Zu Anfang des Jahres 1693 ging das Gerücht, daß Sunderland über alle die innere Verwaltung des Reichs betreffende wichtige Fragen zu Rathe gezogen werde, und dieses Gerücht bekam noch mehr Halt, als man erfuhr, daß er im Herbste vor dem Zusammentritt des Parlaments nach London gekommen war und ein großes Haus in der Nähe von Whitehall bezogen hatte. Die Kaffeehaus-Politiker waren überzeugt, daß er auf dem Punkte stand, ein hohes Amt zu erhalten. Vor der Hand war er jedoch so klug, sich mit der wirklichen Macht zu begnügen und den Schein derselben Anderen zu überlassen195.

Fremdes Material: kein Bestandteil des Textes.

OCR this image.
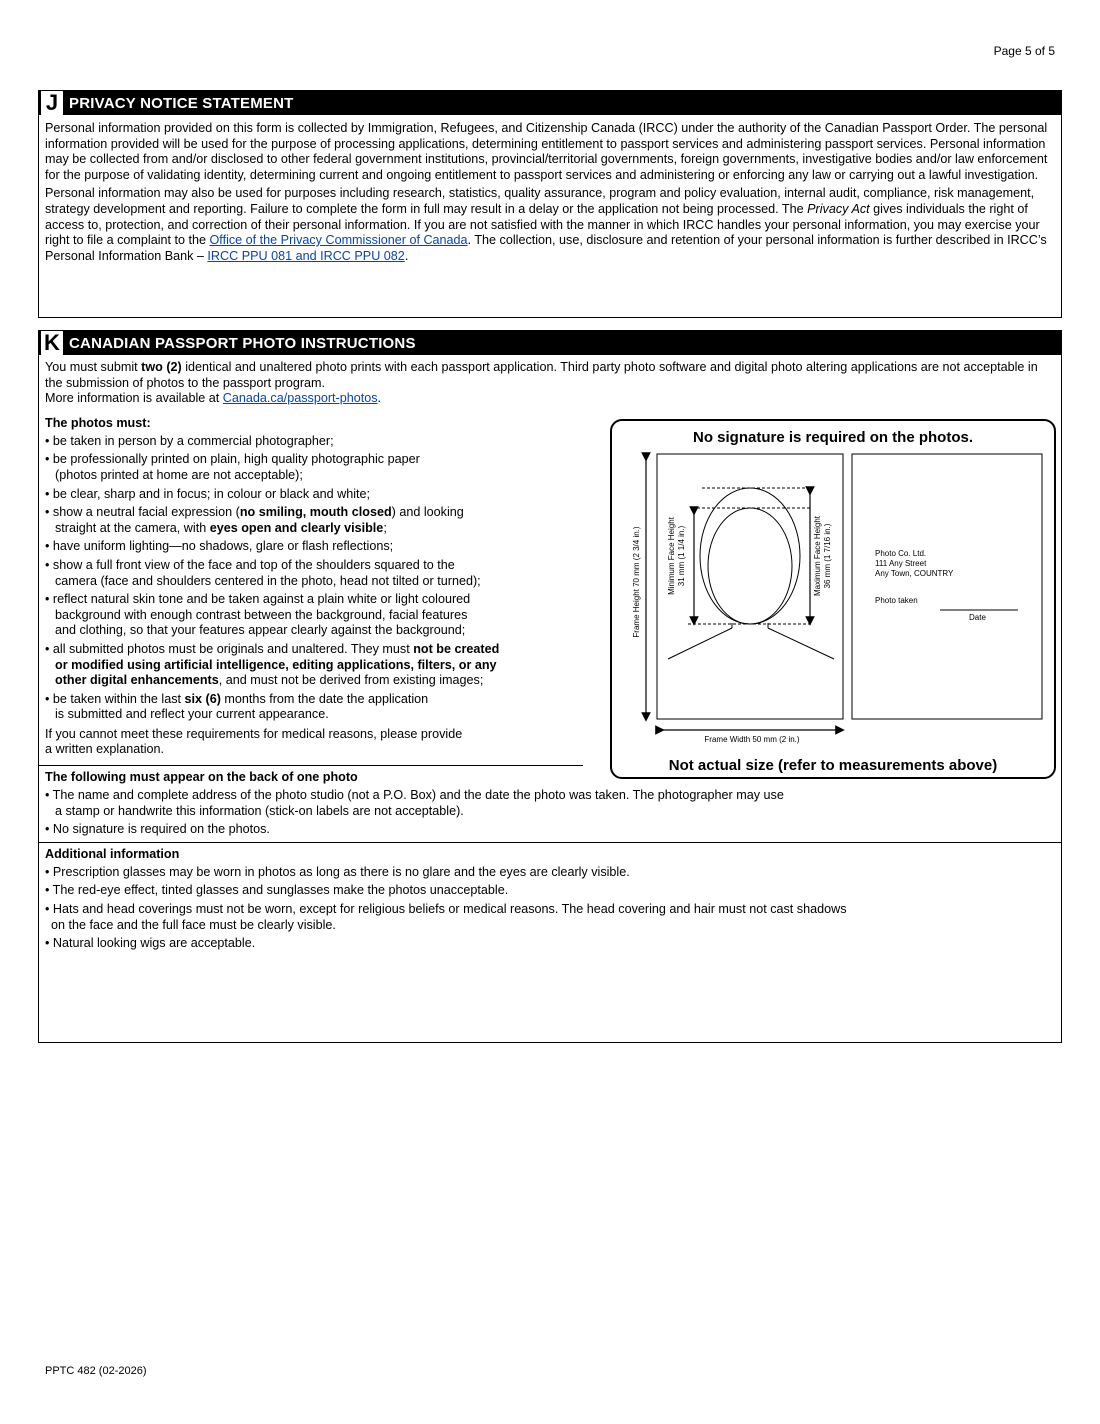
Page 5 of 5
J PRIVACY NOTICE STATEMENT

Personal information provided on this form is collected by Immigration, Refugees, and Citizenship Canada (IRCC) under the authority of the Canadian Passport Order. The personal information provided will be used for the purpose of processing applications, determining entitlement to passport services and administering passport services. Personal information may be collected from and/or disclosed to other federal government institutions, provincial/territorial governments, foreign governments, investigative bodies and/or law enforcement for the purpose of validating identity, determining current and ongoing entitlement to passport services and administering or enforcing any law or carrying out a lawful investigation.

Personal information may also be used for purposes including research, statistics, quality assurance, program and policy evaluation, internal audit, compliance, risk management, strategy development and reporting. Failure to complete the form in full may result in a delay or the application not being processed. The Privacy Act gives individuals the right of access to, protection, and correction of their personal information. If you are not satisfied with the manner in which IRCC handles your personal information, you may exercise your right to file a complaint to the Office of the Privacy Commissioner of Canada. The collection, use, disclosure and retention of your personal information is further described in IRCC’s Personal Information Bank – IRCC PPU 081 and IRCC PPU 082.

K CANADIAN PASSPORT PHOTO INSTRUCTIONS

You must submit two (2) identical and unaltered photo prints with each passport application. Third party photo software and digital photo altering applications are not acceptable in the submission of photos to the passport program.

More information is available at Canada.ca/passport-photos.

The photos must:

• be taken in person by a commercial photographer;

• be professionally printed on plain, high quality photographic paper
(photos printed at home are not acceptable);

• be clear, sharp and in focus; in colour or black and white;

• show a neutral facial expression (no smiling, mouth closed) and looking
straight at the camera, with eyes open and clearly visible;

• have uniform lighting—no shadows, glare or flash reflections;

• show a full front view of the face and top of the shoulders squared to the
camera (face and shoulders centered in the photo, head not tilted or turned);

• reflect natural skin tone and be taken against a plain white or light coloured
background with enough contrast between the background, facial features
and clothing, so that your features appear clearly against the background;

• all submitted photos must be originals and unaltered. They must not be created
or modified using artificial intelligence, editing applications, filters, or any
other digital enhancements, and must not be derived from existing images;

• be taken within the last six (6) months from the date the application
is submitted and reflect your current appearance.

If you cannot meet these requirements for medical reasons, please provide
a written explanation.

The following must appear on the back of one photo

• The name and complete address of the photo studio (not a P.O. Box) and the date the photo was taken. The photographer may use
a stamp or handwrite this information (stick-on labels are not acceptable).

• No signature is required on the photos.

Additional information

• Prescription glasses may be worn in photos as long as there is no glare and the eyes are clearly visible.

• The red-eye effect, tinted glasses and sunglasses make the photos unacceptable.

• Hats and head coverings must not be worn, except for religious beliefs or medical reasons. The head covering and hair must not cast shadows
on the face and the full face must be clearly visible.

• Natural looking wigs are acceptable.

No signature is required on the photos.
Frame Height 70 mm (2 3/4 in.)	Minimum Face Height 31 mm (1 1/4 in.)	Maximum Face Height 36 mm (1 7/16 in.)
Frame Width 50 mm (2 in.)
Photo Co. Ltd.
111 Any Street
Any Town, COUNTRY
Photo taken
Date
Not actual size (refer to measurements above)
PPTC 482 (02-2026)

Sunderland räth dem Könige den Whigs den Vorzug zu geben

Er war der Meinung daß, so lange der König versuchte die beiden großen Parteien einander die Wage halten zu lassen und seine Gunst beiden in gleichem Grade zu gewähren, beide sich zurückgesetzt glauben und keine der Regierung die aufrichtige und beharrliche Unterstützung angedeihen lassen würde, der man jetzt so dringend bedurfte. Se. Majestät müsse sich entschließen, der einen oder der andren den entschiedenen Vorzug zu geben, und es sprächen drei gewichtige Gründe dafür, diesen Vorzug den Whigs zu geben.

191Siehe Sunderland’s berühmte Erzählung, welche oft gedruckt worden ist, und die Briefe seiner Gattin, die sich in den von dem verstorbenen Stabträger Blencowe herausgegebenen Sidney’schen Schriften befinden.
192Van Citters, 6. (16.) Mai 1690.
193Evelyn, 24. April 1691.
194Lords’ Journals, April 28. 1693
195L’Hermitage, 19. (29.) Sept., 2. (12.) Oct. 1693.